31 mar. 2013

Dictátor (1)


El día llegó tan suave como áspero en una mezcolanza antónima de ternura y dureza. Los pasos del gran dictador se aceleraban a medida que realizaba su recorrido a través del túnel humano que su ejército había formado para hacerle paso con el debido respeto que se merecía.
El panorama lo completaba un pesado silencio que sugería respeto, a la vez que miedo. La masa de gente agrupada en la plaza la hacía impenetrable para cualquiera, dando una sensación de congestión absoluta, excepto por ese túnel.
Esa misma masa tenía una apariencia totalmente homogénea, pues no se distinguían los elementos que la componían, ni sus formas, ni sus aspectos, todo parecía del mismo color, el color humano.
Esa congregación de personas recibía silenciosamente a una figura que caminaba con pasos firmes, y cuya apariencia era la única forma individual percibida en ese lugar. Aún así, la  individualidad parecía más poderosa y grande que la congestionada masa que le hacía paso, siendo el único ser que gozaba de libertad de movimiento en la escena.

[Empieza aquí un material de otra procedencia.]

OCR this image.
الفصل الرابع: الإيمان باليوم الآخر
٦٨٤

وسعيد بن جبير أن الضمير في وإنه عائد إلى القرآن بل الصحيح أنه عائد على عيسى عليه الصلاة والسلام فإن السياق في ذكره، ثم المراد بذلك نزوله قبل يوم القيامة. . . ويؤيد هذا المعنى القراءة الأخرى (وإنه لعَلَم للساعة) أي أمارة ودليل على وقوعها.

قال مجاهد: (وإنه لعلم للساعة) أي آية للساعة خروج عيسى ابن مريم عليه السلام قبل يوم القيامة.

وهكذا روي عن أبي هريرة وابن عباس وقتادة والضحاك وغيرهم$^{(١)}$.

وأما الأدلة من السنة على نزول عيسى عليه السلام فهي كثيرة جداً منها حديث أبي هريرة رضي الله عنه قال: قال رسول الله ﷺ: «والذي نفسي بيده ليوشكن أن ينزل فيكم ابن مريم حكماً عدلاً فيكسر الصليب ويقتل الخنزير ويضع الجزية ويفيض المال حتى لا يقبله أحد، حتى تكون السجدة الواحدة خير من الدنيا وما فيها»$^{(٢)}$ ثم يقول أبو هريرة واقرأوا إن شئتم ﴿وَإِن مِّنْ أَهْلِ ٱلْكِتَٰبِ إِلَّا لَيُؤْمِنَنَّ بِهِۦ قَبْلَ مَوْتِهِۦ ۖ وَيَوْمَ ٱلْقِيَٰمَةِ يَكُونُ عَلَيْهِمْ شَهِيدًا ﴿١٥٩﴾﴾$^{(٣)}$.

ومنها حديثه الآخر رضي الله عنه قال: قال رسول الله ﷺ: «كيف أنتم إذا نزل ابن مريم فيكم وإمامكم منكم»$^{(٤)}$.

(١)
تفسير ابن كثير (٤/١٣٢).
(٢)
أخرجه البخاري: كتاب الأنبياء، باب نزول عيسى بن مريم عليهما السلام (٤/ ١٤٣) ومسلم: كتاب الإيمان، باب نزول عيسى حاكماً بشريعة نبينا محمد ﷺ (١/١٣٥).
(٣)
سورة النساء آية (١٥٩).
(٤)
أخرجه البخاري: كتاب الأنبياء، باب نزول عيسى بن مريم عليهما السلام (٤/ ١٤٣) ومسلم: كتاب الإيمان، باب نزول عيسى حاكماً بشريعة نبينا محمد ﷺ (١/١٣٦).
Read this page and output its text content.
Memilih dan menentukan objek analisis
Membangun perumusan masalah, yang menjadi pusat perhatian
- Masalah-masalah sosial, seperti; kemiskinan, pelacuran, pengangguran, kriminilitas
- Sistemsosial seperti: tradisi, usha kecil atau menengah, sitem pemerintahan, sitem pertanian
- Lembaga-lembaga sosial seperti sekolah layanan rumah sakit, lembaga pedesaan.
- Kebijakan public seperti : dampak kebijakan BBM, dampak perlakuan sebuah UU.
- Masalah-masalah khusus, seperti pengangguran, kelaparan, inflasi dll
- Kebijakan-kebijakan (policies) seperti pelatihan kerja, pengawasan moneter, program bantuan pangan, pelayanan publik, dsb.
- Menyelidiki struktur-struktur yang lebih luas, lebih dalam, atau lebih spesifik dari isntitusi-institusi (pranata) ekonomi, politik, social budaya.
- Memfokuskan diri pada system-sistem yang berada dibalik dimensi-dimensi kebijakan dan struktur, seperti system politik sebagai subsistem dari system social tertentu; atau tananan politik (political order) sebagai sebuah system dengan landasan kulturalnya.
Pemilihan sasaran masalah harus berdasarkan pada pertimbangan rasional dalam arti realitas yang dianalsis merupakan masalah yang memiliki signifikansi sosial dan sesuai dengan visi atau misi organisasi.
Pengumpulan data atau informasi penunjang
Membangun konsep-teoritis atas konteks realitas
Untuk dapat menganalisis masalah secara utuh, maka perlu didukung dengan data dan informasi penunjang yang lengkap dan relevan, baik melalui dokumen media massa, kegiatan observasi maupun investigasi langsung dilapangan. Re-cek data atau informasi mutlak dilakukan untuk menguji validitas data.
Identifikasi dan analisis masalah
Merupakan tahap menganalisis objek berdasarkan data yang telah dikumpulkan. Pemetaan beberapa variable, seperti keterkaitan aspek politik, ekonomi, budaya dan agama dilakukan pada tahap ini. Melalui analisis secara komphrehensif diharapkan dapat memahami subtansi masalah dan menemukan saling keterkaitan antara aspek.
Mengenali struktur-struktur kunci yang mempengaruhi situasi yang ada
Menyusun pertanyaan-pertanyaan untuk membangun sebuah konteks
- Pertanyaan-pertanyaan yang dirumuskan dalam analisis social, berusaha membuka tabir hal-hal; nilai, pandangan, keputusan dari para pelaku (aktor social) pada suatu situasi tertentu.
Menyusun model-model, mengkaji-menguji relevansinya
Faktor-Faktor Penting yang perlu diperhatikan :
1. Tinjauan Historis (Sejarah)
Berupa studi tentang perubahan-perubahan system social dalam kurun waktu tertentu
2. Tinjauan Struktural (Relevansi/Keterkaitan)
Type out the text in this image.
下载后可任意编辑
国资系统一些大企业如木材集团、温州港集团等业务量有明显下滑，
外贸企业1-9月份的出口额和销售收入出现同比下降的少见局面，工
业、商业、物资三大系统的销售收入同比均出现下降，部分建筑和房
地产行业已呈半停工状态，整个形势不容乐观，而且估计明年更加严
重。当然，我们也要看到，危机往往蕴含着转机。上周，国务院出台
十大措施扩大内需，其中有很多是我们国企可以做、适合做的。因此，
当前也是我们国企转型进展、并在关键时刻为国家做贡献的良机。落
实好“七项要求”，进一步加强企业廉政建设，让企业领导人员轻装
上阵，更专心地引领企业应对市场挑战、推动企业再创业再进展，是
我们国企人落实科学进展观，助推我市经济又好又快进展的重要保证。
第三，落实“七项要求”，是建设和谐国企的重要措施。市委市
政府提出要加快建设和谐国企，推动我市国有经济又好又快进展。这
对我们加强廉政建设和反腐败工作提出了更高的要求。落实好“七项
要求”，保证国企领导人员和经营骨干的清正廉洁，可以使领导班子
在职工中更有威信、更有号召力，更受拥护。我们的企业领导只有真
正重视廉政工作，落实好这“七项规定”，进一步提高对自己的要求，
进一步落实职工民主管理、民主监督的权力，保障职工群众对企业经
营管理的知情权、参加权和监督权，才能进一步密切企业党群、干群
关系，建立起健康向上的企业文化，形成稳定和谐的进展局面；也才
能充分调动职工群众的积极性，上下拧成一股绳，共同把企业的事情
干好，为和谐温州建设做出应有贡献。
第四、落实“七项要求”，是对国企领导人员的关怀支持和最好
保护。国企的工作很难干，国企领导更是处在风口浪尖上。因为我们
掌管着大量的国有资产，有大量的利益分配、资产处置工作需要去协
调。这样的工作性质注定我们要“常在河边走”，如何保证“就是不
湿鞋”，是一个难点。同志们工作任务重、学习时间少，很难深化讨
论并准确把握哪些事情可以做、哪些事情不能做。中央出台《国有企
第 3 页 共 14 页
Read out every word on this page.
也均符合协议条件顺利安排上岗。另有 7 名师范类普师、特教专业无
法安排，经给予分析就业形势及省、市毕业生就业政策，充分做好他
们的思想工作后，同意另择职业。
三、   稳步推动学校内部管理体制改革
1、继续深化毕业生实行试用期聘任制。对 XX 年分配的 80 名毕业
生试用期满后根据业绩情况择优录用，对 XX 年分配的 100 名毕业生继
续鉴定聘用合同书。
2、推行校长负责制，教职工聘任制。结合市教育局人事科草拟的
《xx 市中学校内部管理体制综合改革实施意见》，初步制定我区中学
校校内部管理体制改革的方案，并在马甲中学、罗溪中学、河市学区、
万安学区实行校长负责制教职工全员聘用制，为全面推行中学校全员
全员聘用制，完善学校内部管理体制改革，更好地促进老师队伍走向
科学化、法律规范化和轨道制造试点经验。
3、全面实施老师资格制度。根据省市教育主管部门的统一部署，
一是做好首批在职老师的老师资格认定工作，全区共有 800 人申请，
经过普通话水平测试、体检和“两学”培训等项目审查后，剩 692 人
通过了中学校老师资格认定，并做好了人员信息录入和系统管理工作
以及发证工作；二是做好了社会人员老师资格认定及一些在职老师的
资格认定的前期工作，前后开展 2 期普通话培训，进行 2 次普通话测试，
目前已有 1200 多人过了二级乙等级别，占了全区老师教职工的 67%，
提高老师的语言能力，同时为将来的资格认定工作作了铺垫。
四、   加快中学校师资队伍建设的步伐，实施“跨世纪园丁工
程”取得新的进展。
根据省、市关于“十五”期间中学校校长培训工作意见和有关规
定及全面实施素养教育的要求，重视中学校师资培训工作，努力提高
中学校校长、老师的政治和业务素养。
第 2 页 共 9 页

El tiempo se detuvo.
Parecía como si el aire se solidificase y se depositase encima de esa masa homogénea  y la obligase a permanecer totalmente quieta y en un silencio absoluto.
En este mismo aire se percibía un fenómeno extraño, pues se respiraba silencio y se expiraba respeto.
La figura no tardó en alcanzar una plataforma elevada, que lo único que hizo fue ensalzar su individualidad y separarla definitivamente de la visión colectiva del grupo de gente.
Los rayos del sol inundaron su cuerpo, y se pudieron distinguir los detalles de su silueta. Miró al cielo, y esta luz permitió ver sus verdes ojos, que resplandecían bajo el astro rey.
Comenzó a pronunciar palabras en una voz potente y fuerte, que inundó toda la plaza. Palabras sustanciales que llegaron a la gente que se hallaba expectante. Parecía como si las palabras fueran el alimento que da un hombre a un animal amaestrado.
La figura cesó de producir sus elocuentes sonidos, y la masa inmóvil recobró su movimiento como si por acción divina fuese. Los gritos surgidos de la masa significaban la aclamación a las palabras proferidas.
Al mismo tiempo, de la masa surgió una música potente y vigorizante, y los gritos aclamantes se convirtieron en cánticos organizados y perfectos, fundiendo todas las voces en una voz colectiva. Mientras tanto, la figura elevada observaba a la masa cantar.
Terminado el canto, unas pocas palabras fueron de nuevo emitidas y la figura se bajó del palco, tomando contacto una vez más con la masa colectiva, la cual le hizo paso como si fuera la primera vez.
El gran dictador se alejó de la plaza y se sumergió en el mar colectivo humano, sumiéndose todo de nuevo en el mayor de los silencios.